In 1894 it was renamed Eloise, after the 5-year-old daughter of the County board.

A sewage plant was constructed in 1896 because the Rouge River was insufficient to carry away the nearly 80,000 gallons of sewage drained into it daily. 

In 1934 the inmate population (not patients) numbered 8,300, about 50% of them mentally ill. People often had to bring their own mattresses in order to be housed there.  Boredom was a major problem. Between waking and bed time the people sat and stared at the walls, at their feet and at the windows. Inmates who were given passes to leave the rounds were usually arrested and fined, or they simply disappeared.

 Eloise grew into a city onto itself, with 75 buildings including a fire department, and a carpenter shop that doubled for a morgue. There was a greenhouse, dairy and pig farms, fire department, power plant, bakery, a post office and 3 cemeteries. The facility was renamed Wayne County General in 1945, but to the locals it would remain the infamous “Eloise”.

Throughout its boom years, when the complex was caring for as many as 8,000 patients daily, the facility was plagued by reports of patient beatings, employee theft, mismanagement, unsanitary conditions and inmates chained to walls. At one time 3,800 mental patients -- including 300 with tuberculosis -- were crammed into quarters designed for 2,500. As many as 125 women had to share five toilets.

  By the '50s, Eloise provided the newest forms of treatment for the mentally ill: calming hydrotherapy, sensory deprivation chairs, twirling chairs, steel cabinets in which staff would lock patients and then insert needles to put water directly in their skin, straightjackets, shackles, and the usual – lobotomies.
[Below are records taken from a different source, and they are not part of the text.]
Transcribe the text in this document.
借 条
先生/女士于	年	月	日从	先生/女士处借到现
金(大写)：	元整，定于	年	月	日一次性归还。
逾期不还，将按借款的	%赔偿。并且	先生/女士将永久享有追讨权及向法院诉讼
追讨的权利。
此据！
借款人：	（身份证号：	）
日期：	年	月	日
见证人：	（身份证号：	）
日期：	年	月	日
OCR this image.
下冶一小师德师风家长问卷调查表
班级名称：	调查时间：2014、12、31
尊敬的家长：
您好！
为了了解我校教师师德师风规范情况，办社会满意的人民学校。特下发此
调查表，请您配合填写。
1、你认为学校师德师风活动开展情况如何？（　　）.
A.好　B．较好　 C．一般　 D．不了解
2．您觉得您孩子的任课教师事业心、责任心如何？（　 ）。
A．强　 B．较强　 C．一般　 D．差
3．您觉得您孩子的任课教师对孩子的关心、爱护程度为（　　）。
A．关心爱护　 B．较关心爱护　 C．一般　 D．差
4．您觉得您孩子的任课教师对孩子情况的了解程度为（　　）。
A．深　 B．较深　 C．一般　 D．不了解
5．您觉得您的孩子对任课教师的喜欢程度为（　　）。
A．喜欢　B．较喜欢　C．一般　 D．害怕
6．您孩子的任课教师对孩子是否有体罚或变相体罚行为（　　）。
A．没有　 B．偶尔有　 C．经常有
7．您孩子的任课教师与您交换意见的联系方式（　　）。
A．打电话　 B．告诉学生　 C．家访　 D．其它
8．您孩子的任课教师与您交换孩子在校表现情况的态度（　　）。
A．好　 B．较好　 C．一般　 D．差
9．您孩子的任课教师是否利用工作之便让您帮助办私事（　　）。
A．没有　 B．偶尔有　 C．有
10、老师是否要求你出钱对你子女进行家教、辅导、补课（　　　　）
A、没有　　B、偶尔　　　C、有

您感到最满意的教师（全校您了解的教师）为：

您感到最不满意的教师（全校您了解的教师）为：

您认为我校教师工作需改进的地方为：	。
Eloise’s last patient left in 1979, and Eloise officially closed in 1981, a victim of financial problems and mental health care reform. Wayne County sold most of Eloise's grounds to the Ford Motor Company and their developers.  A radio control aeromodeling club uses some of the land, and the cemetery is located behind their gate.  In that cemetery are the graves of between 7,000-8,000 people; their markers are a brick stone containing only a number. 

It was a formable place; during its decaying and demolition period, the curious and workers at the site were convinced that the dead weep and walk within those wretched grounds. Maybe they still do – behind the cemetery fence.